Longest Substring with no Y Divide and Conquer

512 Views Asked by At

Before I carry on to the problem, I should note that I know there are much easier ways to solve this problem without using divide and conquer; however, the point of solving this problem under this restriction is that I actually want to learn how to tackle problems with divide and conquer. I am good at recognizing correct solutions, but implementing my own D&C strategy is not a skill I currently have.

The problem is this: given a string, find the longest substring that does not contain the letter 'y'. For example, longestNoY("abydefyhi") should return "def".

My first approach to tackle this problem was to determine the base cases. If we had a string of length 2, we would want to return the non-y components (or empty string if both characters were 'y'). If we had a string of length 1, we would return it if it is not a 'y'.

So the first part should look like this:

def longestNoY(string, start, end):
     #Conquer
     if start == end:
          if string == 'y': return ''
          return string
     if start + 1 == end:
          if string == "yy": return ''
          if string[0] == 'y': return string[1]
          return string[0]
     ....

Next, I knew that I would need to recursively call the function for each half of the parent string. I also knew that I wanted the function to return the longer of the two children, except if the sum of the lengths of the two children was equal to the length of the parent, then the function should return the parent because there were no 'y's in the children.

    #Divide and Partial Implementation of Rejoin
    ....
    middle = (start + end) // 2
    leftString = longestNoY(string, start, middle)
    rightString = longestNoY(string, middle, end)
    if len(leftString) + len(rightString) == len(string): return string
    ....

The part I am having trouble with now would best be explained with an example:

0 1 2     3 4   5 6   7 8 
a b   y   d e | f y   h i
a b   y | d e | f y | h i
a b | y | d e | f y | h i 

The longest substring in the left side is either "ab" or "de", but we know that "de" is adjacent to an 'f' which would make "def" the longest. I don't know exactly how to carry on with this problem. Please do not give me a program to solve this problem.

4

There are 4 best solutions below

0
On BEST ANSWER

I think the best way to put the problem is to find the positions just before and just after y, not being y. This way you will find left and right ends of intervals. I do not give you the code, since you specifically asked as not to solve the problem for you, just point to the right direction, so:

  • In trivial cases (length of interval is 0) determine whether the item you have is a valid left end or right and of an interval
  • In non-trivial cases always halve the set to left and right (no problem if the number of items is odd, just put the middle somewhere) and issue the divide and conquer for them as well
  • In non-trivial cases always consider the best interval the left and right sub-problem gives you
  • In non-trivial cases make sure that if an interval happens to start in the left and end in the right, you take that into account
  • from such intervals, the one which has a greater length is better

These are the ideas you need to employ in order to implement the divide and conquer you desire. Happy coding!

2
On

It is possible. But then you each time need to return four values: the longest subsequence that starts at the left end of the "slice" (this can be zero), the longest subsequence "in the middle", the longest subsequence that ends at the right end of the "slice" (this can be zero as well), and if the string is just a sequence of non-Y characters (a boolean). The fourth element can in fact just be derived by checking if one of the elements in the first three is equal to the length, but this is probably easier to implement.

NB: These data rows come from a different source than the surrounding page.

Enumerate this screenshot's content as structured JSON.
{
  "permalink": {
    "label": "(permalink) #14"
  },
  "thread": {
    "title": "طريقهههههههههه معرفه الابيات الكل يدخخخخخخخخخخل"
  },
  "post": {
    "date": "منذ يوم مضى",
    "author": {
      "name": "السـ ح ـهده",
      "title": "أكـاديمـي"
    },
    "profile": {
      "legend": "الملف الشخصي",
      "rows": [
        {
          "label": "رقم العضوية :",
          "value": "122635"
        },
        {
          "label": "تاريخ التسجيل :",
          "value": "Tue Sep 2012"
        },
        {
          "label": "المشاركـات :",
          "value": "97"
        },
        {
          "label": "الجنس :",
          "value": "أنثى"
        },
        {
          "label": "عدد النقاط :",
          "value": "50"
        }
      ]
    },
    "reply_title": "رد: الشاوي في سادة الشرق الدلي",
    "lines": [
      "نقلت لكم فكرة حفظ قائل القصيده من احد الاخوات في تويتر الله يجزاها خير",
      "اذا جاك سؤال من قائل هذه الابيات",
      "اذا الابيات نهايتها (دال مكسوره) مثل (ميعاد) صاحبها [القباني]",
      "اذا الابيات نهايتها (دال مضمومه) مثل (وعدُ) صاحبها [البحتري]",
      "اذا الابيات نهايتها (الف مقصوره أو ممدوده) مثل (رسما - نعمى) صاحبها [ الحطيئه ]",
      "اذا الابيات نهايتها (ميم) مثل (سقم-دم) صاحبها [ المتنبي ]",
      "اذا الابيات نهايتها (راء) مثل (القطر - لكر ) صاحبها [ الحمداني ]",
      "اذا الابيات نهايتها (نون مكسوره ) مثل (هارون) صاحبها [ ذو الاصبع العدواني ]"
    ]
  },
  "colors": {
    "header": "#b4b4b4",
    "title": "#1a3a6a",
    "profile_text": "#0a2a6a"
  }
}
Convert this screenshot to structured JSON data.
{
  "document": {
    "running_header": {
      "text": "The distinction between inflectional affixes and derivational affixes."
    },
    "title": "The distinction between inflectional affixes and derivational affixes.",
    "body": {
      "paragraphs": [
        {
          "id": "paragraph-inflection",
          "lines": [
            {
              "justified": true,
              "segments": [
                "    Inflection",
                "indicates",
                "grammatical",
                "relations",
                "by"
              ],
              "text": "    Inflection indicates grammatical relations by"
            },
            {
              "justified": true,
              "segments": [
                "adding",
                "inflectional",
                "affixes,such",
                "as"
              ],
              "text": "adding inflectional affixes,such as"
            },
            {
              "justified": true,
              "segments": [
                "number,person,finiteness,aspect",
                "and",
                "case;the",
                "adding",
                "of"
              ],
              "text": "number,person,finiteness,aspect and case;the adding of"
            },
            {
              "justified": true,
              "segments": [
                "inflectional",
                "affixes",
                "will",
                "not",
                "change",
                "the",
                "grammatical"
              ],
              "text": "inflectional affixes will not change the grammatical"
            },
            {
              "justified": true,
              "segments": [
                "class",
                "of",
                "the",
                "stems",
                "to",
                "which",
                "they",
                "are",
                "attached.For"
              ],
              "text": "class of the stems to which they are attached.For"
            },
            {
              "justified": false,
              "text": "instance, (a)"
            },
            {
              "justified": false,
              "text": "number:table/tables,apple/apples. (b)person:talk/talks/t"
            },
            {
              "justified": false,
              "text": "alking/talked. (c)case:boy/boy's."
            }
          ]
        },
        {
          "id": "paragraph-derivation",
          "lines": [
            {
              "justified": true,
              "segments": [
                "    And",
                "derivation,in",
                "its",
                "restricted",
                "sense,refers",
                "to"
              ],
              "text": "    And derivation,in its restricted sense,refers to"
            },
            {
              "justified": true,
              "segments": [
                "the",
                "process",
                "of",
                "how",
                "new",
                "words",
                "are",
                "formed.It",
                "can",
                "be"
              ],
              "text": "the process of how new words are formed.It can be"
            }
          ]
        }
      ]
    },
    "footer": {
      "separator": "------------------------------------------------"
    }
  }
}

Why is this important? Because a sequence of non-ys can pass "through" a divide. For example:

abcdeYfghi   jklYmnopqr

here if we split it in the middle (or any other way that is not "constant" and "rest").

So here recursively we have several cases:

  1. the empty string returns (0, 0, 0, True),
  2. the non-empty string other than Y, we return (1, 1, 1, True);
  3. for the singleton string Y we return (0, 0, 0, False);
  4. the recursive case that divides the string in two, and applies "merge" logic afterwards on the results.

The "merge logic" is rather complex, especially since it is possible that both "subslices" only contain non-Y strings. After slicing we thus obtain two triples (a0, a1, a2, a3) and (b0, b1, b2, b3), and we produce a 3-tuple (c0, c1, c2, c3).

If a3 = True and b3 = True, then of course that means that the current slice contains no Y's as well. So we can derive that:

c3 = a3 and b3

given a3 holds, then it holds that c0 = a0 + b0 since then a0 has no Y's and thus the left "sequence" is the same as the entire length of the subsequence plus the left subsequence of the right part. If a3 does not hold, c0 is just a0.

Given b3 holds, then it holds that c2 = a2 + b2 for the same reasoning as the one above, if not, then a2 = b2.

Now the element in the middle is the maximum of three elements:

  1. the element in the middle of the left slice a1;
  2. the element in the middle of the right slice b1; and
  3. the sum of a2 and b0 since there can be overlap and then this is the sum of the two.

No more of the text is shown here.